Further considerations (Dec. 19th):  It’s easy to look down on the Middle Ages as Roger Simon does (and I was going along with him).  But actually, the church (even then) would say that such matters as apparitions of the Virgin were just private revelations– you could be a good Catholic without accepting them.  But now:  can you be a good modern citizen if you doubt that global warming (to the extent it has occurred) is primarily man-made?  In the view of the mainstream media and most world “leaders”, the answer seems to be NO.


Only 14 days?

December 7, 2009

According to Britain’s Guardian, they’re joining 55 of their cohorts in an effort to save us from ourselves.  The headline:   “Copenhagen Climate Change Conference:  ‘Fourteen days to seal history’s judgment on this generation’ “.  The subheader:   “This editorial calling for action from world leaders on climate change is published today by 56 newspapers around the world in 20 languages”
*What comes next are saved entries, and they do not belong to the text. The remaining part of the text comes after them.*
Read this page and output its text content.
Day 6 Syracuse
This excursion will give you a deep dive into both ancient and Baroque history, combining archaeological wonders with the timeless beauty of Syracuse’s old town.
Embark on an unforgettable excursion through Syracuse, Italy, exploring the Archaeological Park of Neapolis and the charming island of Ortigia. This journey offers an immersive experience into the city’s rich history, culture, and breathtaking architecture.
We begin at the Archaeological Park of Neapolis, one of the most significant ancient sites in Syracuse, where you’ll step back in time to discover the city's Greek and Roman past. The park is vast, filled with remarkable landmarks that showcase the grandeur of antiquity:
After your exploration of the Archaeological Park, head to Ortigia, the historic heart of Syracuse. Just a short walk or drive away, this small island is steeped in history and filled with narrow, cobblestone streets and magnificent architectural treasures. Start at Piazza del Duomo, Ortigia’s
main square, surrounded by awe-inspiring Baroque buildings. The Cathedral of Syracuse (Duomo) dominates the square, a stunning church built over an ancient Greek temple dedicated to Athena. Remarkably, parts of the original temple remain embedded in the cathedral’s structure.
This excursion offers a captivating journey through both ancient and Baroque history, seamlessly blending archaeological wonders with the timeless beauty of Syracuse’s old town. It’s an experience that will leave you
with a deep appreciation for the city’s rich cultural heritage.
But don’t read anything from this, it might turn you into a denier!  And then the great newspaper effort might be in vain, and the world would not get saved.

Patrick Kavanagh’s Football Career

December 7, 2009

After today I’m going to drop the subject of Irish athletics for a while (but will return to it eventually, I hope).  But I can’t leave out this (from “God and the Referees:  Unforgettable GAA Quotations”).

Patrick Kavanagh (1913-1967) was considered the greatest Irish poet after Yeats—at least until Seamus Heaney came along.  And the poets of Heaney’s generation generally acknowledge their debt to Kavanagh.

Kavanagh was from a little place called Inishkeen in County Monaghan; and he did play football  (very briefly!) for his home parish.

From the book (the professor is Augustine Martin):

“Why do you refuse to talk about Kavanagh?  Is he not the man who put your village on the map?”  One of the wise men lifted his head looked the professor in the eye and said, “Kavanagh cost us a county final.”

The village of Inishkeen was a couple of points ahead of Latton in the 1930 county final when Patrick Kavanagh, the keeper, seeing the ball at the other end of the field, sauntered over to the sideline to buy a bottle of orange.  By the time he made it back, the ball was in the net and the game was lost.  Later Kavanagh would claim, though possibly apocryphally, that he had wandered off to buy an ice cream.